Otaplimastat is a neuroprotectant that inhibits matrix metalloproteases pathway, and reduces edema and intracerebral hemorrhage (ICH) induced by recombinant tissue plasminogen activator (rtPA) in animal stroke models. We aimed to assess the safety and efficacy of otaplimastat in patients receiving rtPA.
This was a phase 2, two‐part, multicenter trial in stroke patients (19–80 years) receiving rtPA. Intravenous otaplimastat was administered <30 min after rtPA. Stage 1 was a single‐arm, open‐label safety study in 11 patients. Otaplimastat 80 mg was administered twice daily for 3 days. Stage 2 was a randomized, double‐blind, placebo‐controlled study involving 69 patients, assigned (1:1:1) to otaplimastat 40 mg, 80 mg or a placebo. The primary endpoint was the occurrence of parenchymal hematoma (PH) on day 1. Secondary endpoints included serious adverse events (SAE), mortality, and modified Rankin scale (mRS) distribution at 90 days (clinicaltrials.gov Identifier: NCT02787278).

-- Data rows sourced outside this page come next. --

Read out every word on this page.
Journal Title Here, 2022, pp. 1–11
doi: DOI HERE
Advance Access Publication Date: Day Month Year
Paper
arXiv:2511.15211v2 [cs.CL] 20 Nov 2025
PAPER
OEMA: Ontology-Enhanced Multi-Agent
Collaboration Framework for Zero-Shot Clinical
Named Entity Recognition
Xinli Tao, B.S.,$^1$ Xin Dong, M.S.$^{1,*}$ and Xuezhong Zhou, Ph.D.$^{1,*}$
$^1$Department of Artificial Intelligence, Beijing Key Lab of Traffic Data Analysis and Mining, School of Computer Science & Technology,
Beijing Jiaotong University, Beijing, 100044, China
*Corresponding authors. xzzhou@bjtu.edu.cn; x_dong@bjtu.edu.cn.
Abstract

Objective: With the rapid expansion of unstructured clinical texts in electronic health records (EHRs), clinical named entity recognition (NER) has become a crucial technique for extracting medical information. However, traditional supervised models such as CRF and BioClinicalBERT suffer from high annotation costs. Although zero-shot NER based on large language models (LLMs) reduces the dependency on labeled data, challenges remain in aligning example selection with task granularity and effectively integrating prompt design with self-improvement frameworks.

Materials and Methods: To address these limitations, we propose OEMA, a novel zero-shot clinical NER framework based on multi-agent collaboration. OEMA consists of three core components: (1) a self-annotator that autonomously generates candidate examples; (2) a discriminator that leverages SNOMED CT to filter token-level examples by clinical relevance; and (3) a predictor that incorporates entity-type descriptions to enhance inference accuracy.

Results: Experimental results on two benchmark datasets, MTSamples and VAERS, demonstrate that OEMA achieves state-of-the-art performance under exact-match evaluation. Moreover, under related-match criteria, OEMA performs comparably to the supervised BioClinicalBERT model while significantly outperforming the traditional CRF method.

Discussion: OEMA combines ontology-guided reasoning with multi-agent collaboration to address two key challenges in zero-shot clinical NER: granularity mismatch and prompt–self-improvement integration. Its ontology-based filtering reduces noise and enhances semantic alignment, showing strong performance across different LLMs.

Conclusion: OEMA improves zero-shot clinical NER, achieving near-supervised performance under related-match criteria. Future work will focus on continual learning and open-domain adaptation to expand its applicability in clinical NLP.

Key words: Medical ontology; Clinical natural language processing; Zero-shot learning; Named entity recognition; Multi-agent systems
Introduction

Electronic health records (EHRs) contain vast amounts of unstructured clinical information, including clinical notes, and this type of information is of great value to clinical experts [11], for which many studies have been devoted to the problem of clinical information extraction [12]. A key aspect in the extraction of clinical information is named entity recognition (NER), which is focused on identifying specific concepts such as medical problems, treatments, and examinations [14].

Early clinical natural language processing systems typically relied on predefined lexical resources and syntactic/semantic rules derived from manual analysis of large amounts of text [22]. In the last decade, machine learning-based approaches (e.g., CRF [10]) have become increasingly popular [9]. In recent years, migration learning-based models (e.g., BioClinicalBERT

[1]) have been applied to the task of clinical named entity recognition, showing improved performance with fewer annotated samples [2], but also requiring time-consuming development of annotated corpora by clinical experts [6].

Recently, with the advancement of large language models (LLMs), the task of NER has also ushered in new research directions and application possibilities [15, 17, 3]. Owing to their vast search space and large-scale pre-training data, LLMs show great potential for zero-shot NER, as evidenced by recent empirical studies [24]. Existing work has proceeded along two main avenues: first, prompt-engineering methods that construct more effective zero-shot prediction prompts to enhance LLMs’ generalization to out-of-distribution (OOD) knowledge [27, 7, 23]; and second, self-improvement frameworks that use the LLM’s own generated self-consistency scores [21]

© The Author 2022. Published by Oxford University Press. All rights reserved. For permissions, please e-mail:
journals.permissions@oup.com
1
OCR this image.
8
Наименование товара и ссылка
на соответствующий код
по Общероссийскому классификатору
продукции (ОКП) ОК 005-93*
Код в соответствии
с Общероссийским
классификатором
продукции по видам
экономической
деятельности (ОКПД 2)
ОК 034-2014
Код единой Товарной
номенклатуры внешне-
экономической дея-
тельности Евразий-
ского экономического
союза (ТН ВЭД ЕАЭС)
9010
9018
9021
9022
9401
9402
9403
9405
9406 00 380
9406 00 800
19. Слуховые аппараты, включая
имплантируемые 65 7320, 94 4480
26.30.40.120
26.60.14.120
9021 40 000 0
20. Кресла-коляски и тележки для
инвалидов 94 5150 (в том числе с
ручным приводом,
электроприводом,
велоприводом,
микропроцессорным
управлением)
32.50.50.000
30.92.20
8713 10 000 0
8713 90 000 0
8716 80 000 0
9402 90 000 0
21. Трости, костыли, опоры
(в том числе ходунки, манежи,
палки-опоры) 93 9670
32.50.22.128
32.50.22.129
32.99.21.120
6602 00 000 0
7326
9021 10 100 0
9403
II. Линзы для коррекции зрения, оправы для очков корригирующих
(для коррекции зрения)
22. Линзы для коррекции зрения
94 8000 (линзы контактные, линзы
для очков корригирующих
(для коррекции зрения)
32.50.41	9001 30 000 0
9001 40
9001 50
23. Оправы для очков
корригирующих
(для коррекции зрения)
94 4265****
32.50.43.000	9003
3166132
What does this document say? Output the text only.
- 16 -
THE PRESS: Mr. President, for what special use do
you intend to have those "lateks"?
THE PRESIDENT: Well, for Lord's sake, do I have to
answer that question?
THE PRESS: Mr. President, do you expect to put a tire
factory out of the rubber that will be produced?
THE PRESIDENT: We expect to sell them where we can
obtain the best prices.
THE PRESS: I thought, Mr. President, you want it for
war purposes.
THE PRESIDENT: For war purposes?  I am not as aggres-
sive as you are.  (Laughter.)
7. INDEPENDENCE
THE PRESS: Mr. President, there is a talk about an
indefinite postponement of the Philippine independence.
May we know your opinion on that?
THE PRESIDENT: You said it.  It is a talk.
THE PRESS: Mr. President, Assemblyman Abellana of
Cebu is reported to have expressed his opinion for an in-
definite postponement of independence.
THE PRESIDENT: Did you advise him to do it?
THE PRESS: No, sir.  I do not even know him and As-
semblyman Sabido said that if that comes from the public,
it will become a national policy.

No safety issues were encountered in stage 1. The incidence of PH during stage 2 was comparable: 0/22 with the placebo, 0/22 with otaplimastat 40 mg, and 1/21 with the 80 mg dose. No differences in the SAE (13%, 17%, 14%) or death (8.3%, 4.2%, 4.8%) were observed among the three groups. Three adverse events (chills, muscle rigidity, hepatotoxicity) were judged to be related to otaplimastat.
Intravenous otaplimastat adjunctive therapy in patients receiving rtPA is feasible and generally safe. The functional efficacy of otaplimastat needs to be investigated with further large trials.